Karl shook his head impotently, trying to banish the thoughts from his mind. Yet as he approached the end of the woods and the screams got louder and more frequent so too did the questions. Had they led the enemy here? No, that was the very reason they hadn’t used any of the major paths or trails, just encase the enemy were tracking them. Why then as he approached the city did the smoke begin to turn darker and the scent transform into the mouth-watering smell of cooked meat, he gagged in disgust at his hunger addled mind.
Karl broke through the trees and fell to his knees, skidding forward slightly on the wet and torn earth. A small way from him he could see the cause of the screaming, several of his men were staring at the city and howling their sorrow, alternating between tearing at their hair or what armour they hadn’t previously thrown out for mobility. Further forward he could see the dark silhouettes of the bulk of his force making their way toward the ruins of the great gate, it’s charred mass of stones and ash visible from even Karl’s distant vantage.

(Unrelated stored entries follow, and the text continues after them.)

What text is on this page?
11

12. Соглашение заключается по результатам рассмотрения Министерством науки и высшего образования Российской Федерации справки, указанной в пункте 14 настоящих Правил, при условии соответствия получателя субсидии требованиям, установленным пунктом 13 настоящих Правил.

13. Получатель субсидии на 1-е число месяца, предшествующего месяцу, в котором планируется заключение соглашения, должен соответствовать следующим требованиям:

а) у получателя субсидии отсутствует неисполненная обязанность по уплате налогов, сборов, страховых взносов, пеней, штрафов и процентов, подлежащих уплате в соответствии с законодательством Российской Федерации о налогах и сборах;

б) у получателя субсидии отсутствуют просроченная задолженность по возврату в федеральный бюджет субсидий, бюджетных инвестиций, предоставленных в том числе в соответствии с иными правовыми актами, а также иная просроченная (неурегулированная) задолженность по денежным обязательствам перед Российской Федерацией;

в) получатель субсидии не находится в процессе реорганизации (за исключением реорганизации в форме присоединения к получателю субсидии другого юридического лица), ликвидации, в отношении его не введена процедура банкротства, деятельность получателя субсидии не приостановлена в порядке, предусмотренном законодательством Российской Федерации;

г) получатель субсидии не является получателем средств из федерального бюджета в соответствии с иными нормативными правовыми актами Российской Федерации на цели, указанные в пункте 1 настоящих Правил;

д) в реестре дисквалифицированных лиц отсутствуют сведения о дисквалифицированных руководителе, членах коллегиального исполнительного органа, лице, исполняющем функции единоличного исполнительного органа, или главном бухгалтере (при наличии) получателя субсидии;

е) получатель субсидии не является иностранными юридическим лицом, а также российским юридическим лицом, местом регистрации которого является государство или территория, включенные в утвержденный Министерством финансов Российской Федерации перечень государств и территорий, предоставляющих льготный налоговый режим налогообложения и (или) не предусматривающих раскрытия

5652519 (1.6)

As for the city itself it was a corpse, a rotting, stinking, feted corpse of something which had once been grand. The walls were shattered and torn asunder as if ploughed into with the fist of an angry god and the fires, oh god the fires, it was as though maggots and flies and all manner of scavenging beasts had torn their way into the flesh of the city and had ravaged the suburban districts, even reaching as far as the ruined and razed keep, the scant remaining evidence of its previous existence being the tattered remnants of the inner walls which ringed the central hill on which it had stood. The only echo of the before imagined welcome being the motley collection of ravaged women and other refugees clad in rags and soot who emerged from amongst the rubble.
Jorick broke out from the wood a short while later, screaming orders at the wailing men to tell him what was going on, they died in his throat when he saw the ruined city. He stared in silence for a moment before turning to Karl and asking again what was happening, yet now his voice was quiet, demure, lost. Karl didn’t respond, instead he turned to the sky just as the storm which had been brewing broke its banks and spilt down from the heavens, drenching the mourning men. At least It would serve to hide his tears the boy thought.